本当に運良く、音楽院で勉強を続けることが決まり、短期間のうちに天国と地獄の気分を味わいました。

音楽院に入るのも大変でしたが、入ってからも大変でした。

基礎的な学科、例えばソルフェージュなどは小学生高学年〜中学生ぐらいまでにはクリアーしている学科のひとつでした。
合唱Iともなるとクラスメートはほぼ、小学生低学年の子が集まる授業でした。とにかく、音楽的な背景がない私は更に上の学年を目指す上でもこうした基礎的な授業を受けて消化しなければいけませんでした。
正規の学生とは違うので本来なら聴講のみだけだったのですが、幸いにも試験を受けることが許されました。

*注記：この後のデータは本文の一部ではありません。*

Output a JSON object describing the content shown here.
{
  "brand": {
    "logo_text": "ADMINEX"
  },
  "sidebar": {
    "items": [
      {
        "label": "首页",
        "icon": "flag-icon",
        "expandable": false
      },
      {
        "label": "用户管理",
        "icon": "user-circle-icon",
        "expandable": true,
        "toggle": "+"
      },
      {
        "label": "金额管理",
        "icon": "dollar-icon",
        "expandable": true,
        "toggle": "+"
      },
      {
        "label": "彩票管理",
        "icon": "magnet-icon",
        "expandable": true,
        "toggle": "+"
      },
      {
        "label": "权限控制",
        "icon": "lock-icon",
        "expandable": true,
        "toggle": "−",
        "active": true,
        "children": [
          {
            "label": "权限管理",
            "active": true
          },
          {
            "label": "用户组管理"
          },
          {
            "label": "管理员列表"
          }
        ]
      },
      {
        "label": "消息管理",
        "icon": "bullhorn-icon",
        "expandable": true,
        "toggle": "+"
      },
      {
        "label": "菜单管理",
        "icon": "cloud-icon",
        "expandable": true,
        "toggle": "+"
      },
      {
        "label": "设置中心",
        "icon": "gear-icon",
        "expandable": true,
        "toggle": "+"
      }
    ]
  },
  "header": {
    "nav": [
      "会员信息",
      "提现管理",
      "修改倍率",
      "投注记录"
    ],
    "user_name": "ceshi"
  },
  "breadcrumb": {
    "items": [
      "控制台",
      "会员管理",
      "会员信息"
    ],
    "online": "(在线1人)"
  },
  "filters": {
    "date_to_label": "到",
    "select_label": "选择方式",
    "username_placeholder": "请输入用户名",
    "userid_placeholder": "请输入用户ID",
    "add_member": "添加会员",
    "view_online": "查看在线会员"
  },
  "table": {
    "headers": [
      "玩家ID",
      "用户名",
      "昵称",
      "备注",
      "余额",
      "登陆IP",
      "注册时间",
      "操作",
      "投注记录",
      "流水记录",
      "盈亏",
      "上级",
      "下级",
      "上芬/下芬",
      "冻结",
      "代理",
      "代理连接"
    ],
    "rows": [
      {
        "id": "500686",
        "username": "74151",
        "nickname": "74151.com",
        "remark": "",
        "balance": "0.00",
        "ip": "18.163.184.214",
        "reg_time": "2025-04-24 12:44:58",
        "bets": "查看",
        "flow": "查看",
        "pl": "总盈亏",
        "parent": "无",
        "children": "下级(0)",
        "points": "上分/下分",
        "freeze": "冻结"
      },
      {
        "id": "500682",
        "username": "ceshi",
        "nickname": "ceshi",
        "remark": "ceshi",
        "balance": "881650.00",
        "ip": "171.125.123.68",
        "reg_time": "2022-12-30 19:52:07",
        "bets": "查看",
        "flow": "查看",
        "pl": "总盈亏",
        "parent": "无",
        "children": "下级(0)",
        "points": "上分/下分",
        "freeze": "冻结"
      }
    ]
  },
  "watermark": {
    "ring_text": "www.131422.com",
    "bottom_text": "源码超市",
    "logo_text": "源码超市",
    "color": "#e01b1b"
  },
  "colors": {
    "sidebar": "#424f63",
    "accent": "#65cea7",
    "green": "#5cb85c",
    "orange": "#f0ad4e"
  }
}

こうしたアバウトなところでは苦労もした分、とても助かった面もありました。

合唱Iで、今でも思い出すのは、7、8才ぐらいの品の良い女の子がとても優しく話しかけてきてくれました。大人は私を含めて3人、しかも東洋人は私だけだったのでめずらしかったこともあるのでしょう。
合唱担当の先生が来ると、それまで収拾がつかないほど騒がしかった空気がピッタリと止みました。女の子の情報だと、とても厳しい先生だということでした。確かに厳しそうな雰囲気を持った先生だということは一見してよくわかりました。

まず、声部を分けるために一人ずつ、檀上で発声を行っていきました。
私の番になり、先生は訝しげに「スペイン語がわかるのか?」 と、質問してきました。私の中では分かるほど分かってないし、分からないってこともないという、非常に微妙な状態だったので答えあぐねていたところ、先ほどの女の子が「その人はスペイン語、分かるよー」と、助け船を出してくれました。

ところが、今度は周りの男の子が「あっ、あいつ、あいつのこと好きなんやー!!」と、大騒ぎになり、女の子は泣き出し、先生は喚きちらし、女の子にはとても悪いことをしたなーと、思っています。
その後、その女の子は私に話しかけてくることはありませんでした…。

最初の1年は皆がそれなりの年齢で抜けてきたところをとにかく、駆け抜けた1年になりました。